- For first-time investors, getting started can seem daunting.
- Remain calm and avoid making rash decisions.
- Staying the course could result in reaching your financial goals sooner than expected.
Sometimes all it takes is a tweet. In the case of the Dow Jones Industrial Average falling back to a level it had not seen since January this week, and a two-day drop of more than 500 points between Monday and Tuesday, it was President Trump's Sunday surprise on Twitter that more tariffs might be slapped on China.
For first-time investors, just getting started can seem like a daunting task. Add in a market that is experiencing a lot of volatility, and it can make decisions even more agonizing. Day-to-day fluctuations in the market are often influenced by outside forces, like the U.S.-China trade dispute, or other points of uncertainty, for example, Federal Reserve interest rate policy.
The stock market had its best first quarter performance since 1998 this year as a trade deal with China seemed near (it may still be). The stock market had a disastrous fourth quarter of 2018 as the Fed's decision to raise rates spooked investors.

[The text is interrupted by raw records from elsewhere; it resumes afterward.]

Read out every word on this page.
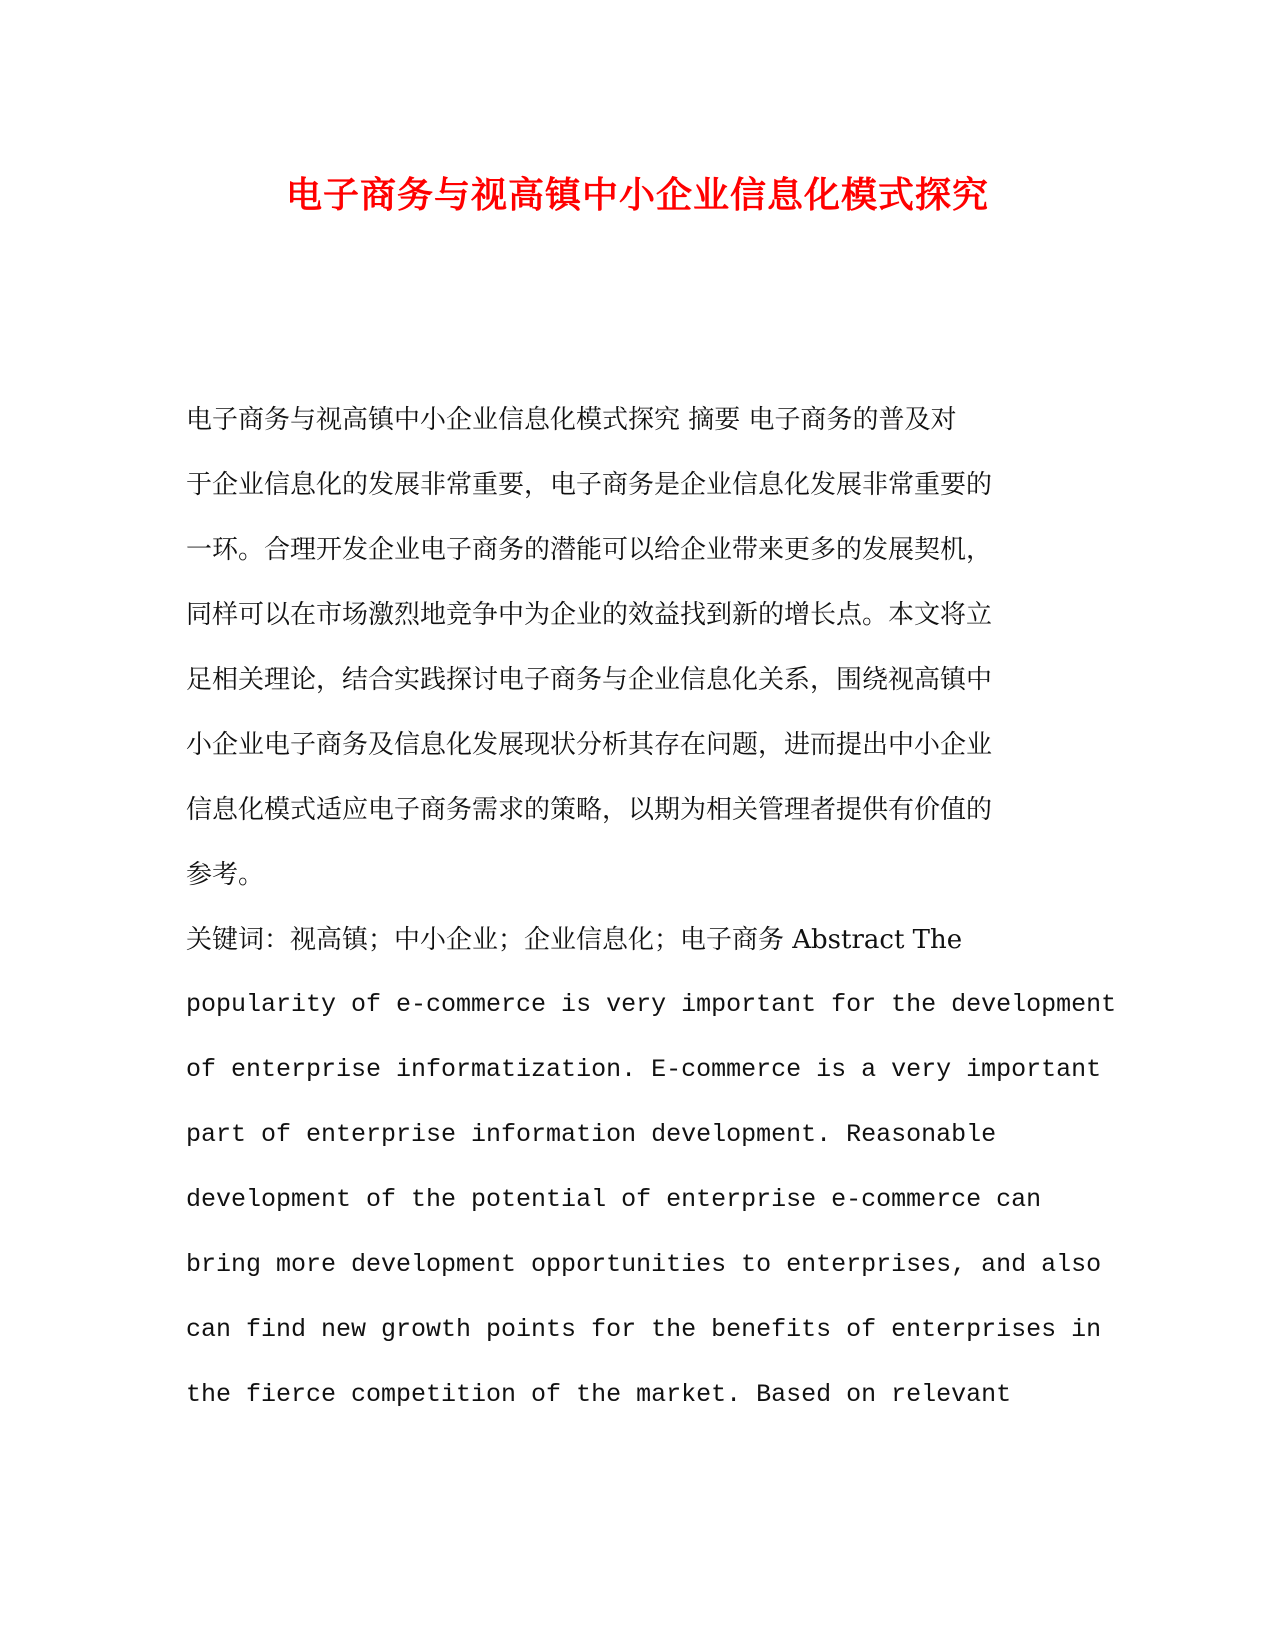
电子商务与视高镇中小企业信息化模式探究
电子商务与视高镇中小企业信息化模式探究 摘要 电子商务的普及对
于企业信息化的发展非常重要，电子商务是企业信息化发展非常重要的
一环。合理开发企业电子商务的潜能可以给企业带来更多的发展契机，
同样可以在市场激烈地竞争中为企业的效益找到新的增长点。本文将立
足相关理论，结合实践探讨电子商务与企业信息化关系，围绕视高镇中
小企业电子商务及信息化发展现状分析其存在问题，进而提出中小企业
信息化模式适应电子商务需求的策略，以期为相关管理者提供有价值的
参考。
关键词：视高镇；中小企业；企业信息化；电子商务 Abstract The
popularity of e-commerce is very important for the development
of enterprise informatization. E-commerce is a very important
part of enterprise information development. Reasonable
development of the potential of enterprise e-commerce can
bring more development opportunities to enterprises, and also
can find new growth points for the benefits of enterprises in
the fierce competition of the market. Based on relevant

But it was the Fed's decision to hold the line on rates early this year that has been seen as a primary contributor to the market's record rebound.
That is why it is important to remain calm and avoid making rash decisions. Instead, stay focused on your long-term goals. This includes maintaining a diversified portfolio so no single investment overly affects your bottom line.
Though tempting, do not compare your returns to a single index or to other investors for that matter. Their goals are likely to be different than yours, as no one invests exactly the same way.
Research has shown that the most successful long-term investors remain patient during swings in the market. Your financial plan is only as good as your ability to see the eventual payoff. Staying the course could mean reaching your financial goals sooner than expected, and with a lot less stress.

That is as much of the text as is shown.